The magic of politicians: it seems they introduced a new law that allows the
_rejected_ asylum seekers to stay in Germany if they prove that they are
"still learning."

That's the background story behind the following sentences of the article:

"Mathias Middelberg, the interior affairs spokesman for the parliamentary
group of Merkel’s Christian Democratic Union, said the acceptance of rejected
asylum seekers into the workplace “sends the wrong signal”."
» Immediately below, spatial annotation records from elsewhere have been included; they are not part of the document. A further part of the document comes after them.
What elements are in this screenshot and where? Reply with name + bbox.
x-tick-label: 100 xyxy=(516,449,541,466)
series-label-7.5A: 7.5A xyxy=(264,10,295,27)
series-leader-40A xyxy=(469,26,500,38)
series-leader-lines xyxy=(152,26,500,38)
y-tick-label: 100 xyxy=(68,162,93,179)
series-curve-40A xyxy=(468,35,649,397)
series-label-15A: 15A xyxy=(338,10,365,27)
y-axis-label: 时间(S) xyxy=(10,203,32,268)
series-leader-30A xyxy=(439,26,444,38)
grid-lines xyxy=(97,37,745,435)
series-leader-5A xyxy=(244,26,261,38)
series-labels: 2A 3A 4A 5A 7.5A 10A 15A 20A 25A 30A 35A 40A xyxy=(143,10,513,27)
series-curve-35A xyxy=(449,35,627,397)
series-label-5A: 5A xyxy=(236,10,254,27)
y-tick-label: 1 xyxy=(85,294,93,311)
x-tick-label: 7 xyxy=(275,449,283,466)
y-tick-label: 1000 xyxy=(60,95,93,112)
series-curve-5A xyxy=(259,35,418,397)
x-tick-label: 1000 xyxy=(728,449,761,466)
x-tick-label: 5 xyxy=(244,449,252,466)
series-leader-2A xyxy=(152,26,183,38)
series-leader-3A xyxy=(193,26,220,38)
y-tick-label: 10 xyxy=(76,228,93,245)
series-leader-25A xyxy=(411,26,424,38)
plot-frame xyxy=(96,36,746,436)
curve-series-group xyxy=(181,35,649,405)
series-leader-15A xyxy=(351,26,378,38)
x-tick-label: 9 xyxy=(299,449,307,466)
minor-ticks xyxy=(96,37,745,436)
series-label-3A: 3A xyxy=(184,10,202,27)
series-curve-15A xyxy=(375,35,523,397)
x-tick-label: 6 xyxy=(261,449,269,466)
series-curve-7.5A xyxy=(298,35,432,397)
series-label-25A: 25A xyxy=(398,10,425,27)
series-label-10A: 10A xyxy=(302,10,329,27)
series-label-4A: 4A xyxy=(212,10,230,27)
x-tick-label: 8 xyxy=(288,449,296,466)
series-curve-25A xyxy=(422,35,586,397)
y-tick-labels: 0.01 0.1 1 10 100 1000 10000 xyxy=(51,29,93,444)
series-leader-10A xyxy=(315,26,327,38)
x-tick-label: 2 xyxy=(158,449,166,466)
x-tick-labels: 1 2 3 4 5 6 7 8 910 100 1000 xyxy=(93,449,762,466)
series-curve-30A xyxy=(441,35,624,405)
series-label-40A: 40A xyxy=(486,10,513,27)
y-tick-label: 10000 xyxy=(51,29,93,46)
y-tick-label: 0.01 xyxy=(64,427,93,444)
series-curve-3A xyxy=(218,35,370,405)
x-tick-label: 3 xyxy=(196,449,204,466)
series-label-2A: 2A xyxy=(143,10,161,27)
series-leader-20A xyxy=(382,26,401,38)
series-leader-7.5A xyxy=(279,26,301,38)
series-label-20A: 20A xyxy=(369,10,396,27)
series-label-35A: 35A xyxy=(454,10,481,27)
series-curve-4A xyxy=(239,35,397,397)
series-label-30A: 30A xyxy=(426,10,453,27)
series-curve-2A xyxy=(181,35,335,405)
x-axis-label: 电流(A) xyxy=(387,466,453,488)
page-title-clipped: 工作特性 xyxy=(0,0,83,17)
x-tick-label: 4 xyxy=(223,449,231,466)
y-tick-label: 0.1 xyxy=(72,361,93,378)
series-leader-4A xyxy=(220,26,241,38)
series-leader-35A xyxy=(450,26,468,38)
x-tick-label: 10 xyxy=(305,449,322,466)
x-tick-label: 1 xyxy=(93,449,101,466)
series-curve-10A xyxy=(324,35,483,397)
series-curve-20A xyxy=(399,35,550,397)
Now, why is the background not explained, don't ask me. But always try to find
the reliable sources when you have the impression that the story misses
something.

On another side, it doesn't sound too bad, if the following is really true:

[https://www.dw.com/en/german-cabinet-approves-skilled-
labor-...](https://www.dw.com/en/german-cabinet-approves-skilled-labor-draft-
law/a-46802448)

"the new law would allow asylum seekers to stay in Germany for 30 months as
long as they have enough work to secure their living and are considered "well
integrated.""

The devil is still in the details: is "enough work" really a criterion, or is
just the proof that there's some education attempt enough, etc.

> The law is to let in skilled non EU labour.

That's what you'd think only if you just read the name of one law. By the way,
the U.S. politicians used similar tricks, many times, and my favorite example
is: the "Patriot Act" was not about the "patriots" but was made to allow the
spies to spy more:
[https://en.wikipedia.org/wiki/Patriot_Act](https://en.wikipedia.org/wiki/Patriot_Act)
and the name should have suggested "if you are against _that_ then you're
being unpatriotic."

------
erpaa
Let not use this horrible fake news rag as a source. Here is a snippet from
Die Welt:

"Like academics today, they can then get a residence permit for six months to
look for an employer. This applies to all trainees - not just those from
shortage occupations. Condition is a small knowledge of German and securing
their livelihood."

Which basically opens the gates for anybody. The "skill" can be just anything
like peeling potatoes.